Businesses should not be silenced in the debate over the UK’s membership of the European Union, David Cameron said after anti-Brussels protesters targeted the CBI conference.
The Prime Minister dismissed the protest by two student hecklers which interrupted his speech to industry leaders and called on businesses to set out their views.
Mr Cameron said businesses should speak out in favour of the proposed Transatlantic Trade and Investment Partnership (TTIP) deal with the US, claiming the debate had been led by campaign groups, unions and charities opposed to the plan.
The Prime Minister said there were “important questions” to be asked about security arrangements after the students got into the CBI conference after the Vote Leave campaign helped set up a company in their name.
He dismissed the impact of the protest, during which 19-year-olds Phil Sheppard and Peter Lyon held up a banner reading “CBI – voice of Brussels”.
Vote Leave has indicated it could target the AGMs of firms whose bosses have spoken out in favour of EU membership.
Mr Cameron said: “If you are worried about two people holding up a banner repeating three words over and over again, if you can’t stand that heat I’m not sure that you would get into any kitchen, so I wouldn’t worry about that.

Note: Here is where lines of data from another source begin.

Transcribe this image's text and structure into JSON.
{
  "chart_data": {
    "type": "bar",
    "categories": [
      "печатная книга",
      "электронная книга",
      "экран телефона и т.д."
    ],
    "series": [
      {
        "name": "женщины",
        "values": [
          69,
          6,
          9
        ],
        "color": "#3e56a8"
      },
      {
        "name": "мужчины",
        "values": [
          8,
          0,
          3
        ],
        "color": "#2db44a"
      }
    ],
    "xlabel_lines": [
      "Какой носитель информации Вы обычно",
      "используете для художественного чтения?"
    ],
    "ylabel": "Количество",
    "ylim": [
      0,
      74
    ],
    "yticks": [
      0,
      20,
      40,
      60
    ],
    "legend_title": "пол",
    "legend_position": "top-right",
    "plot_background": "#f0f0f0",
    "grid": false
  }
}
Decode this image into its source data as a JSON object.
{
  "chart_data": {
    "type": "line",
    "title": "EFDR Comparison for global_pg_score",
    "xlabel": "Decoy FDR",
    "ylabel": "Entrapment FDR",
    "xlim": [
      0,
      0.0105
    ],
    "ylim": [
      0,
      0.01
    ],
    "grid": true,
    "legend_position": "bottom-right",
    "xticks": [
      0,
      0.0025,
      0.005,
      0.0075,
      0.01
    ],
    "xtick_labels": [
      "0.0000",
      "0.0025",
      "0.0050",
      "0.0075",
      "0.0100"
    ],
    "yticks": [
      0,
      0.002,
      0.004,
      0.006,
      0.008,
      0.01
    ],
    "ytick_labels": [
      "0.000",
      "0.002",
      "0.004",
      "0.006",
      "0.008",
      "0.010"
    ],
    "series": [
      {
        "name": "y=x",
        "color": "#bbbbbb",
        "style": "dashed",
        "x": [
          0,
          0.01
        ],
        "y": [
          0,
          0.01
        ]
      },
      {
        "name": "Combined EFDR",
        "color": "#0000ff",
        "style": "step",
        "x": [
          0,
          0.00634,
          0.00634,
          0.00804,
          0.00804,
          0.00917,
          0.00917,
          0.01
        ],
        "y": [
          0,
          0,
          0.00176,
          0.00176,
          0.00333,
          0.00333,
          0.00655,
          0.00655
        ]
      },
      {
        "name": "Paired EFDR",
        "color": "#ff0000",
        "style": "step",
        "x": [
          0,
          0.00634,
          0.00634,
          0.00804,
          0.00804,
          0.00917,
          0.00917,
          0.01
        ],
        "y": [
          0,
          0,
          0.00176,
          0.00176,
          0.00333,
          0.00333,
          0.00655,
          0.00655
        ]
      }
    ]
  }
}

“There are some important questions when we are dealing with conferences and security and people pretending to do business and what have you, that’s not for me, that’s not for others to look at.
“Business knows this is an important issue. Not just big business that we hear a lot from, but also small businesses, entrepreneurs, start-ups.
“In this debate, let’s here from everybody”.
The Prime Minister said he wanted firms to come up with “concrete examples” of what EU membership meant.
Mr Cameron added: “This is one of the issues that we have when we are trying to explain why trade deals with America make so much difference.
“The people leading the debate on TTIP sometimes are NGOs talking about chlorinated chickens or the NHS, both of which actually are irrelevant.
“We need to hear much more from the small garment manufacturer who says ‘I can’t get my products into America, our oldest and strongest ally, what the hell’s going on? Can’t we cut the tariffs and sell more to America?’
“I want to hear from business, large and small, on the EU issue and others as well.”